I always visibly roll my eyes when people whine that their 11 month old is turning one. “It’s going by too fast!”, they weep on Facebook, causing me to inadvertently look like a sullen teenager again as I read it. I’ve never -ever- understood it. Mostly, this is for the very personal and obvious reasons– for us, it has gone extremely slowly. Jp was a preemie before he ever even had speech and social delays. It’s been a lot of staring at milestone charts and waiting. Endless upon endless amounts of time spent waiting for him to “catch up” with his peers.
I genuinely cannot think of one thing that the kid did early.
So yeah, for us, it’s been trudging along at a snail’s pace since the beginning. The eye rolls aren’t always intentional and sometimes suppressed in mixed company, but they are there.
But today? Today is big day. Today is the day that we get Jp’s big BIG boy furniture. You know, the stuff he will probably turn into a teen before we replace. Goodbye little toddler bed in the shape of a race car, goodbye toddler toys and baby proofed furniture that wasn’t too high…hello big full-size pine bed with a door to a secret hiding spot underneath for the new and abounding imagination (and yes, I know I am going to freak out the first time I go in and can’t find him!), hello big boy desk for the upcoming school year, and hello huge dresser that may or may not have a fish tank by Christmas (if I can get the husband on board).
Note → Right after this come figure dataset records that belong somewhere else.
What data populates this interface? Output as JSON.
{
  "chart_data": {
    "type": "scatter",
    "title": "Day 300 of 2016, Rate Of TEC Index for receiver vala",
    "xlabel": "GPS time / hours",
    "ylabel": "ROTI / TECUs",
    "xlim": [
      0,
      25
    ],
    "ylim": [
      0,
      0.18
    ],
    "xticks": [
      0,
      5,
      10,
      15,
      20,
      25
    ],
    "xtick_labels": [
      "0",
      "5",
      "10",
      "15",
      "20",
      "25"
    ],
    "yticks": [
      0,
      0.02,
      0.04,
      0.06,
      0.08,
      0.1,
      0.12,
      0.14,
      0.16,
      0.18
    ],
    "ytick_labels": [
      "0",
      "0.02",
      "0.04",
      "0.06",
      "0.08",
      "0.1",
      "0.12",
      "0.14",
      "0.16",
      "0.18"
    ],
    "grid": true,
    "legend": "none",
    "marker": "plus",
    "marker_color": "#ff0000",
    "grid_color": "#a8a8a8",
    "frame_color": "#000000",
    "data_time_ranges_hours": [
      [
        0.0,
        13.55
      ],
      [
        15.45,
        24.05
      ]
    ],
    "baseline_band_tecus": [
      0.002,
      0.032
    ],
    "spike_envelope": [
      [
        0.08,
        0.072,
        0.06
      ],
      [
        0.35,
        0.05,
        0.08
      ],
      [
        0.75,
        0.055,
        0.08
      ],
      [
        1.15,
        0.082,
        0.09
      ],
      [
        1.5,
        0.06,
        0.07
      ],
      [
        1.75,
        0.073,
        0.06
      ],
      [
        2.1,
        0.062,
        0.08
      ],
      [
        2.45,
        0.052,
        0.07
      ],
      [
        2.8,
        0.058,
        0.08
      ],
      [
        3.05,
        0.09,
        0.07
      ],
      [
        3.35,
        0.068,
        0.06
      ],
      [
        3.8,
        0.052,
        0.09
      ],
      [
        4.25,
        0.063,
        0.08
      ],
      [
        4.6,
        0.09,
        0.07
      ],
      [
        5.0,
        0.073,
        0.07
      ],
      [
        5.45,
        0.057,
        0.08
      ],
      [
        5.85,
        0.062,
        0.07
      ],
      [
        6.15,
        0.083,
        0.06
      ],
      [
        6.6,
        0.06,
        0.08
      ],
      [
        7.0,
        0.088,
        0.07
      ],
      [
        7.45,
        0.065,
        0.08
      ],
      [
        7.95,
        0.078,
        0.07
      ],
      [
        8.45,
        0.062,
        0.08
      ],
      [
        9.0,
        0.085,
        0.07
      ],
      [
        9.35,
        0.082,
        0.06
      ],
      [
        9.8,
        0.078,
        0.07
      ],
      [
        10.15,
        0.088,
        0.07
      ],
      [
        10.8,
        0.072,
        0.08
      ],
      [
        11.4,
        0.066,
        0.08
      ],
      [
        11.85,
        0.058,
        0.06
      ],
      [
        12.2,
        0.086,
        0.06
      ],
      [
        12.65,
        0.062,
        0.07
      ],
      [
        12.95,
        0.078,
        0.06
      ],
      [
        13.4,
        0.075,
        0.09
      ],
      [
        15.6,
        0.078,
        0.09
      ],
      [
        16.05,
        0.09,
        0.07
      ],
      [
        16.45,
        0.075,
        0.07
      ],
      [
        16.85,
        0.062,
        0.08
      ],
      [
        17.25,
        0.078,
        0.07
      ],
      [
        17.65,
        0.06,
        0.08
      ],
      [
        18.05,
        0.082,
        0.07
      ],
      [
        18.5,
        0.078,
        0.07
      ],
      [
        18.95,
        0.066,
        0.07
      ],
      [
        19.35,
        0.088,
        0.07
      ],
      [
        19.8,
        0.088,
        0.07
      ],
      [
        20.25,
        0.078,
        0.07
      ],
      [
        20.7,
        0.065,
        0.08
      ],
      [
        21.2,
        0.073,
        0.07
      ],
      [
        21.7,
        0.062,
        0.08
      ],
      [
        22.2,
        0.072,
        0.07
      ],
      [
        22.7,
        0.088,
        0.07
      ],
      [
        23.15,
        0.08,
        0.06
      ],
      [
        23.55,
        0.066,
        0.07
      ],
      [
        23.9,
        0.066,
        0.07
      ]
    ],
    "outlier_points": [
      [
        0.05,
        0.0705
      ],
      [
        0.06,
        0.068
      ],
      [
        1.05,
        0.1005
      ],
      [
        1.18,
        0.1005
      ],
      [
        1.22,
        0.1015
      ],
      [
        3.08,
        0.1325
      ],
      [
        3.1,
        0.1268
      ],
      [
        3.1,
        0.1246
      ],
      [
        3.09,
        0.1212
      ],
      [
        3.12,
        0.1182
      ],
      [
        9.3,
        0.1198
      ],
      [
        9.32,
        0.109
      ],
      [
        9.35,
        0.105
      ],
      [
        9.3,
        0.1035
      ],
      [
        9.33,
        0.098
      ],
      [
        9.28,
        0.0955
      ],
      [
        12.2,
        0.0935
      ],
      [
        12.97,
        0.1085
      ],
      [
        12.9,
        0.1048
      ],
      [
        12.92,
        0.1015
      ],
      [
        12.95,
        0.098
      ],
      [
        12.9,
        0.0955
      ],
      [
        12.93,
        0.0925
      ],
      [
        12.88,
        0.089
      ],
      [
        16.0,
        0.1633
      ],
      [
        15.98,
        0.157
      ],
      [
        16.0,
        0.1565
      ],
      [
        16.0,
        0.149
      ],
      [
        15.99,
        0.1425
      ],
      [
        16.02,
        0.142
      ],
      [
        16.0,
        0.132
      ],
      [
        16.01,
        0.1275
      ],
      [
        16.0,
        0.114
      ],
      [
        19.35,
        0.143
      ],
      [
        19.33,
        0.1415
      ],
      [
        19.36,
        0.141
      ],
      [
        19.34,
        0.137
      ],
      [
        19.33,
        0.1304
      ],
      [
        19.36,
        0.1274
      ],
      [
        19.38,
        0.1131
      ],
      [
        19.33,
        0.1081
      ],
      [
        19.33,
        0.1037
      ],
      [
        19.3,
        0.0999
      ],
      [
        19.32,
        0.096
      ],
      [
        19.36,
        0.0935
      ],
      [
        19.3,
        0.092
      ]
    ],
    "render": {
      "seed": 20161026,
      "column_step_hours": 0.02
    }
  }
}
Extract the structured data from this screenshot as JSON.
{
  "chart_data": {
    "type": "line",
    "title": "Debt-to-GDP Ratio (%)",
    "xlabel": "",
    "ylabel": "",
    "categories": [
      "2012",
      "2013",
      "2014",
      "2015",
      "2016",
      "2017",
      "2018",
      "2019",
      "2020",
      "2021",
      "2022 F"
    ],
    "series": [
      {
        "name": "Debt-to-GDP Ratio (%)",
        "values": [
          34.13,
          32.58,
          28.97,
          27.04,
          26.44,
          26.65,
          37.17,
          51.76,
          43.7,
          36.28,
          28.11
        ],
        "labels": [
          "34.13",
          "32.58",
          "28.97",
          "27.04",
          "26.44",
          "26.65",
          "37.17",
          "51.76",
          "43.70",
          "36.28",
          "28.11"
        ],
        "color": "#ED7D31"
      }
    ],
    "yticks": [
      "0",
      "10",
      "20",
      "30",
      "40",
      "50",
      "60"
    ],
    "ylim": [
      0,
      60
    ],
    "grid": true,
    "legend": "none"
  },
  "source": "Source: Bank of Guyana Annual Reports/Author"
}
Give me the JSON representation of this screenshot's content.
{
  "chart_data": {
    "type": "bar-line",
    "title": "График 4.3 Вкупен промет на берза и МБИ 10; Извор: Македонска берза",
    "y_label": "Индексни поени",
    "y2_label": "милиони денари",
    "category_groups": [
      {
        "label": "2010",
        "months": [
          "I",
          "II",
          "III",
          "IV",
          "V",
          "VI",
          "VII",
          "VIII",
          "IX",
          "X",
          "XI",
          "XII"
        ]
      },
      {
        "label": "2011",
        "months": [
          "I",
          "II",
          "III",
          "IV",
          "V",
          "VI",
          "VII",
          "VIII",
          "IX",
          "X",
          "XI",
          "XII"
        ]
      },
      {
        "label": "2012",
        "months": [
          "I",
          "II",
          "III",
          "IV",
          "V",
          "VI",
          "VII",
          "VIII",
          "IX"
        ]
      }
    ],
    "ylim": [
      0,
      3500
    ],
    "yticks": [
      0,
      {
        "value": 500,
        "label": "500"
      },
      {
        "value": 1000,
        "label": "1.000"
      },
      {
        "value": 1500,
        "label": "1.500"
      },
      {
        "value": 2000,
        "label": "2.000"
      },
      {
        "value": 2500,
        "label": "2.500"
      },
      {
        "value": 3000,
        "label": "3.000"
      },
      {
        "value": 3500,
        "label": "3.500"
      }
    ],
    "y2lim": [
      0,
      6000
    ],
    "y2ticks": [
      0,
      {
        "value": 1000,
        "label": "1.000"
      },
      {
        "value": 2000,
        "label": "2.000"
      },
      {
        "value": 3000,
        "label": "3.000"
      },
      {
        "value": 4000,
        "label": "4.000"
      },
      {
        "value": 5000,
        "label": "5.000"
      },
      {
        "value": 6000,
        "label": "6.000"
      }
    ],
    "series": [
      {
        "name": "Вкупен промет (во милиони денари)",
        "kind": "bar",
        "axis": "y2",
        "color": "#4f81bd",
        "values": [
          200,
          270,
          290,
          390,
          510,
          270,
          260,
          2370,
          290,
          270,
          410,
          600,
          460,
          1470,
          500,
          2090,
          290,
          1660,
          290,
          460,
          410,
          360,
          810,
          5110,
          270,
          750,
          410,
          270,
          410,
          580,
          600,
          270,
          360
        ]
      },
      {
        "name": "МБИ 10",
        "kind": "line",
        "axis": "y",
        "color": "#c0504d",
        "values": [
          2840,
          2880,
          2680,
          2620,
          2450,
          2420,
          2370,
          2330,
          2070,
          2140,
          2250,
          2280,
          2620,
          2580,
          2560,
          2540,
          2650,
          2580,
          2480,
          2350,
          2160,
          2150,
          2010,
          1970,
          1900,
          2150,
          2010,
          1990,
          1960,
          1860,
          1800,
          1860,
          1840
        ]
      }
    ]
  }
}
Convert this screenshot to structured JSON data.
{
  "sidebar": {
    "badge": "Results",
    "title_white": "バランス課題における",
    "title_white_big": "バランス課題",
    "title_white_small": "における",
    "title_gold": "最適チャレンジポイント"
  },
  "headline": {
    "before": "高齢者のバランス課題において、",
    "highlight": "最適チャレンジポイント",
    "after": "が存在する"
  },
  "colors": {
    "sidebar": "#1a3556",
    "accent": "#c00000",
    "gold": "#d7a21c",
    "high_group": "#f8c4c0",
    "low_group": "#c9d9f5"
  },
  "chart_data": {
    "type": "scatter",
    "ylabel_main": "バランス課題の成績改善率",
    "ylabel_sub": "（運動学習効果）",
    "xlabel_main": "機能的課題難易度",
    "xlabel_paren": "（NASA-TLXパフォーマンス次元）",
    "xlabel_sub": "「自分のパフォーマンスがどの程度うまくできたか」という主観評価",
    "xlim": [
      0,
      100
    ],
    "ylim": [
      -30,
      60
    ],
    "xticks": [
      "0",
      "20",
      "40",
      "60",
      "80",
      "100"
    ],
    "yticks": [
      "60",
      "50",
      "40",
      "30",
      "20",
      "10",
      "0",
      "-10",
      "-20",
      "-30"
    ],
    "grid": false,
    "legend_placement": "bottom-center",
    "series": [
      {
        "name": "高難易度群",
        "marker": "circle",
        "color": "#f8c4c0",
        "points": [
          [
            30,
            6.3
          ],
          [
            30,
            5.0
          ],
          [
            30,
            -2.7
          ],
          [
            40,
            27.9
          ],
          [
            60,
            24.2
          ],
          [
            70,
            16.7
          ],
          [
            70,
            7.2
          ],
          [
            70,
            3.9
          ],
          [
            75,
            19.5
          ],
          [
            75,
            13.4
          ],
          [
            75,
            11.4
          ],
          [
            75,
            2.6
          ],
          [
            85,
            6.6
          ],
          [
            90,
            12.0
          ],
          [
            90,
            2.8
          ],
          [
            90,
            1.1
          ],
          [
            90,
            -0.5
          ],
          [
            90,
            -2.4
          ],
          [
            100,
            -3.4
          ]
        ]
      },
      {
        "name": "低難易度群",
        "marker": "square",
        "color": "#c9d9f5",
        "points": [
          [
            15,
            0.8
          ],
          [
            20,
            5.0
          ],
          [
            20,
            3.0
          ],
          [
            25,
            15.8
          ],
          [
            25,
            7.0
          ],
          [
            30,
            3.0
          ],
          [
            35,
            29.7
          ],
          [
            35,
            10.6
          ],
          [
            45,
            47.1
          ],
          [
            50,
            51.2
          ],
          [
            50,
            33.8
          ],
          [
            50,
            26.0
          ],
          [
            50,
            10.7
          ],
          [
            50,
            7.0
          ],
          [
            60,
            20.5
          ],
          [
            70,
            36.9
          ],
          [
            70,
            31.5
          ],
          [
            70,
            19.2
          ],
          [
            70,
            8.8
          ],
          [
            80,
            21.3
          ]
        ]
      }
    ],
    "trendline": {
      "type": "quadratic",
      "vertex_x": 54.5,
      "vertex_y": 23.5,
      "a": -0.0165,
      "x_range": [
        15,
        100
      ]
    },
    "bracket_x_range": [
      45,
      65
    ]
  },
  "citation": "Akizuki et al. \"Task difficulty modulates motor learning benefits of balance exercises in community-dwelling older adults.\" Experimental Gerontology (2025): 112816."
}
Today, for the first time, that mom with the tears welling up in her eyes because her baby is growing “too fast” is me.
He has been my “baby” far longer than any other mother is allowed. But now, now he is becoming a little boy. And we want to grow with him. We want to encourage the growth that he has fought so hard for. He has earned it, dammit!
But be still my poor mommy heart…I’m going to miss that baby boy.
I can get through set-up without crying, I swear!
I'm just living minute to minute, hour to hour, day to day.